Principal Investigators: Mirella Lapata and Andreas Grothey

Research Fellow: Kristian Woodsend

Summarization is the process of condensing a source text into a shorter version while preserving its information content. The applications of summarization are many and varied. From quick access to news and scientific articles to systems that aid physicians in gathering patient information and meeting browsers. Humans summarize on a daily basis and effortlessly (e.g., by describing the contents of a lecture, a meeting or a movie), but producing high quality summaries automatically remains a challenge. The difficulty lies primarily in the nature of the task which is complex, must satisfy many constraints (e.g., summary length, informativeness, coherence, grammaticality) and ultimately requires large-scale text understanding.

Since robust text understanding is beyond the capabilities of current NLP technology, most work today focuses on extractive summarization. The idea here is to create a summary simply by identifying and subsequently concatenating the most important sentences in a document. Without a great deal of linguistic analysis, it is possible to create summaries for a wide range of documents, independently of style, text type, and subject matter. Unfortunately, extracts are often documents of low readability and text quality.
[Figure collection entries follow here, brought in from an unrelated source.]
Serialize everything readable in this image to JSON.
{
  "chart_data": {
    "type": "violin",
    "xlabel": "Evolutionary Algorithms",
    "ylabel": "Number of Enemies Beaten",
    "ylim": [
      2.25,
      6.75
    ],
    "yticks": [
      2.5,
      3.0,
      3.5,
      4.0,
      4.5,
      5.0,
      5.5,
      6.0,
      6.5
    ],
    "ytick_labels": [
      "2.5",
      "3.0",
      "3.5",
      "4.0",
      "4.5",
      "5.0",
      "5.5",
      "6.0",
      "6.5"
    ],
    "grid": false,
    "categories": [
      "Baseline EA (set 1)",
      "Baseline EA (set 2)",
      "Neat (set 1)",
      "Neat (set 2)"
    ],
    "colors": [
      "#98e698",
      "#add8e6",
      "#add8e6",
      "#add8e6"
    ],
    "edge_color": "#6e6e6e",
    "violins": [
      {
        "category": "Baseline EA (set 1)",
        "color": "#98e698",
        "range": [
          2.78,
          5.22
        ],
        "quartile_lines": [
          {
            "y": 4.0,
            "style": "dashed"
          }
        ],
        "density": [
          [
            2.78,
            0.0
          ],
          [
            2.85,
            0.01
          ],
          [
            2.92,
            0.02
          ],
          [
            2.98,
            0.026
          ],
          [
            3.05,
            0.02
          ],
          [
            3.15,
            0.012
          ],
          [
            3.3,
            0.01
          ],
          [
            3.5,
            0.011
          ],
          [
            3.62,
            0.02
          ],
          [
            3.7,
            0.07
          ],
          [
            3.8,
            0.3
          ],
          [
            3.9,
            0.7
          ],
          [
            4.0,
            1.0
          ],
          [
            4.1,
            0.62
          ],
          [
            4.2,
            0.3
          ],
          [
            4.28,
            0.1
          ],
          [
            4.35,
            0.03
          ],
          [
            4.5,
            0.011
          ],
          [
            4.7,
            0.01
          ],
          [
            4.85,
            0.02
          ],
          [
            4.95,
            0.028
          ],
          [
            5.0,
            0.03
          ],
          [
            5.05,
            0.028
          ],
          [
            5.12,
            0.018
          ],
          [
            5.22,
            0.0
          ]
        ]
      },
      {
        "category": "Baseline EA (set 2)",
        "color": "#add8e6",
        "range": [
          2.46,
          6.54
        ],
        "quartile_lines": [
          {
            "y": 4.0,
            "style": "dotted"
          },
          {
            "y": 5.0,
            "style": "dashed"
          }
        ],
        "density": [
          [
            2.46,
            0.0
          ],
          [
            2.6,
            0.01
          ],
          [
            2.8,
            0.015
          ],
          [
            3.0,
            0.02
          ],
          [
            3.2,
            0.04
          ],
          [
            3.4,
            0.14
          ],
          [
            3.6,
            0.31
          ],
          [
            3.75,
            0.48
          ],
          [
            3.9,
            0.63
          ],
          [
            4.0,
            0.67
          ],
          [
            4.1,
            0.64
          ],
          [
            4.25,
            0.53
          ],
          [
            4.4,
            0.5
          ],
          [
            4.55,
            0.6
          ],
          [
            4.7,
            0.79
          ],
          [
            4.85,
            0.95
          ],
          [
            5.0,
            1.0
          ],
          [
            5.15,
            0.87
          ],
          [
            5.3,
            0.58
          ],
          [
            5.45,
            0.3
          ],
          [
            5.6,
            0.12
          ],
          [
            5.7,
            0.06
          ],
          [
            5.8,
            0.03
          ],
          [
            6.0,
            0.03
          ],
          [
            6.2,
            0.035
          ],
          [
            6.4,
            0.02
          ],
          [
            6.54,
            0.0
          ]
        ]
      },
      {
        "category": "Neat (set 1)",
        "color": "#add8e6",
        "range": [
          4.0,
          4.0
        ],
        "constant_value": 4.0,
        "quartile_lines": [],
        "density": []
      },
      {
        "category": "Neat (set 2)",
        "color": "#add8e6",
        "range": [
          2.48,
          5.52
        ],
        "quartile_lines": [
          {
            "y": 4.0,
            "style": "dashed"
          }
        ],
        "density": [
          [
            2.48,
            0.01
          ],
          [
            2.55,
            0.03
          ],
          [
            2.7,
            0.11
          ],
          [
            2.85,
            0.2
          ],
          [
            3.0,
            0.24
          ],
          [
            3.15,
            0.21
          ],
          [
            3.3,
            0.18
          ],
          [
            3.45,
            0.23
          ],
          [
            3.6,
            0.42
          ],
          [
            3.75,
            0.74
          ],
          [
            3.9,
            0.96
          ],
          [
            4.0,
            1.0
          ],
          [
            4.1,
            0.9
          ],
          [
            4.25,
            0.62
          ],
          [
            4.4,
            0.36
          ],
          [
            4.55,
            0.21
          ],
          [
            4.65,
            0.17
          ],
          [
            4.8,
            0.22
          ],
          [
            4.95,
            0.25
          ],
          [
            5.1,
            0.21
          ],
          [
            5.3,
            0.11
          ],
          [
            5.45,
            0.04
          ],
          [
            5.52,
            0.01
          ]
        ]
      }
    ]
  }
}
In this project we will develop novel models for single-document summarization that break away from the sentence extraction paradigm. We will model summarization as an optimisation problem and use integer linear programming (ILP) for finding a summary that is best for the application, task, or user at hand. The ILP formulation is advantageous for two reasons. First, it allows us to explicitly encode the constraints our output summaries must meet. Secondly, ILP is a well studied optimization problem with efficient algorithms for finding a globally optimal solution in the presence of many conflicting constraints. This proposal aims to shift the summarization paradigm by developing novel and unified models based on the ILP framework that are able to identify what is important in a document and express it appropriately. The success of this research will make significant and far-reaching impact on summarization and related areas (e.g., information retrieval) that could not be brought about by incrementally extending conventional models.